From: Gregory Neven [mailto:nev@zurich.ibm.com] 
Sent: Monday, May 23, 2011 3:57 PM
To: xacml@lists.oasis-open.org
Subject: Re: [xacml] Attribute predicate profile for SAML and XACML

>> As discussed during the last call, I think the answer to your question is yes, if I correctly understand authorization-based access control (ZBAC) correctly as follows. A user from domain A wants to access a resource hosted in domain B. In classical attribute-based access control (ABAC), domain B fetches the user's attributes from domain A and checks whether the policy associated to the resource is satisfied. In ZBAC, it is domain A that checks whether the user's attributes satisfy the policy. Our attribute predicate profile could indeed be used by domain B to send the policy (predicate) to domain A, who evaluates the predicate and certifies to B whether it holds or not. <<

This is what I thought too. But on second reading, I think differently.

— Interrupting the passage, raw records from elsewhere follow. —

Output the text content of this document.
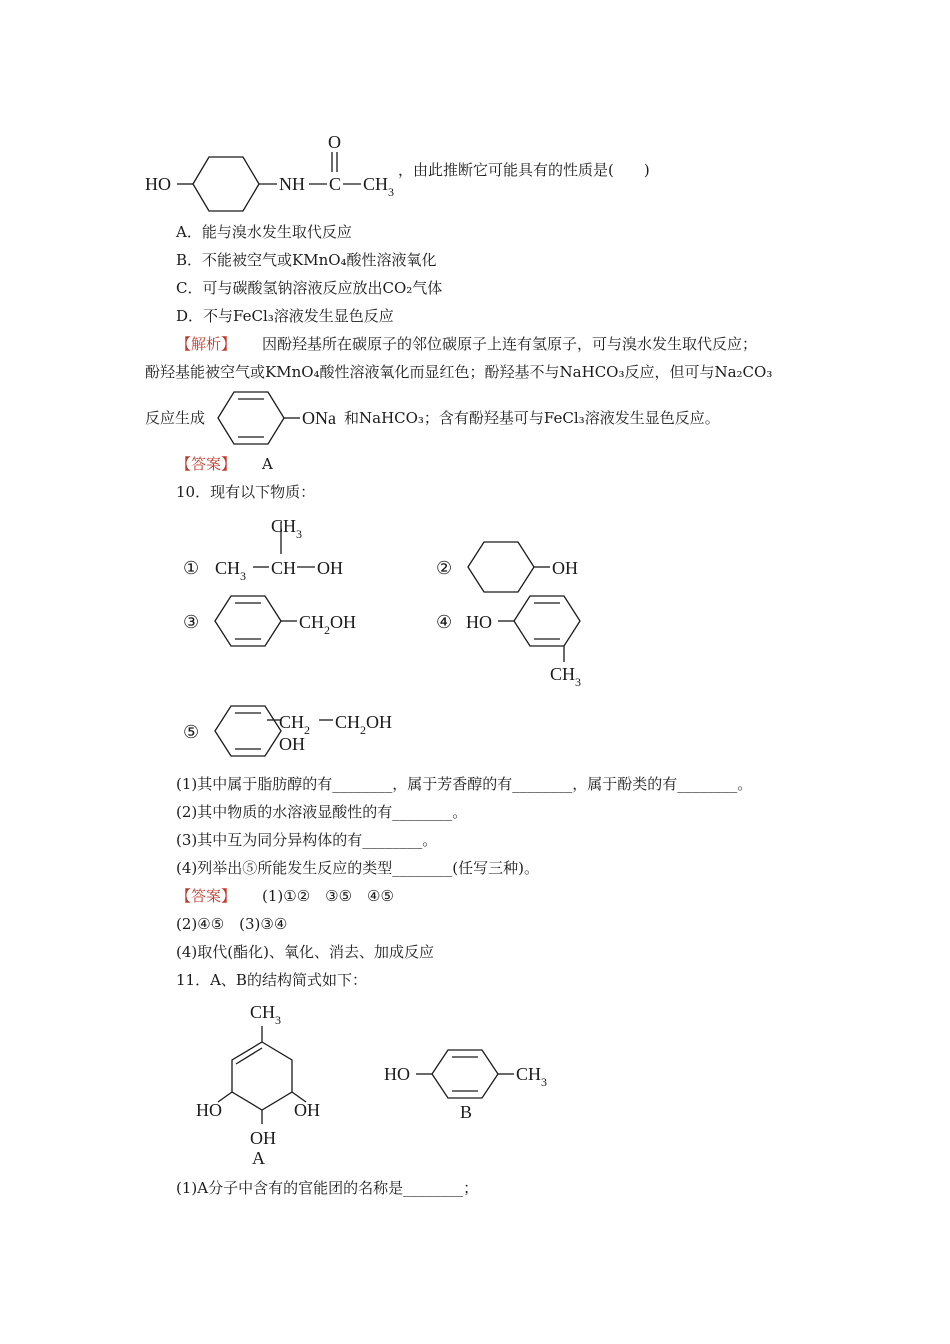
HO	NH C
O
$CH_3$
，由此推断它可能具有的性质是(　　)
A．能与溴水发生取代反应
B．不能被空气或KMnO₄酸性溶液氧化
C．可与碳酸氢钠溶液反应放出CO₂气体
D．不与FeCl₃溶液发生显色反应
【解析】 因酚羟基所在碳原子的邻位碳原子上连有氢原子，可与溴水发生取代反应；
酚羟基能被空气或KMnO₄酸性溶液氧化而显红色；酚羟基不与NaHCO₃反应，但可与Na₂CO₃
反应生成	ONa 和NaHCO₃；含有酚羟基可与FeCl₃溶液发生显色反应。
【答案】 A
10．现有以下物质：
① $CH_3$ CH
$CH_3$
OH	②	OH
③	$CH_2OH$	④ HO
$CH_3$
⑤	$CH_2$ $CH_2OH$
OH
(1)其中属于脂肪醇的有________，属于芳香醇的有________，属于酚类的有________。
(2)其中物质的水溶液显酸性的有________。
(3)其中互为同分异构体的有________。
(4)列举出⑤所能发生反应的类型________(任写三种)。
【答案】 (1)①②　③⑤　④⑤
(2)④⑤　(3)③④
(4)取代(酯化)、氧化、消去、加成反应
11．A、B的结构简式如下：
$CH_3$
HO	OH
OH
A
HO	$CH_3$
B
(1)A分子中含有的官能团的名称是________；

I now interpret the article to mean that in ZBAC, the remote domain delegates some of its policy to the local domain. The local PDP performs the authorization decision based on that delegated policy, and sends the decision along with the request to the remote domain. Using various cryptographic tricks, the remote domain can check that the local PDP was allowed to make the authorization decision and honors it.

So, if my new understanding is correct, then the attribute predicate profile can't be used to implement ZBAC. Oh well.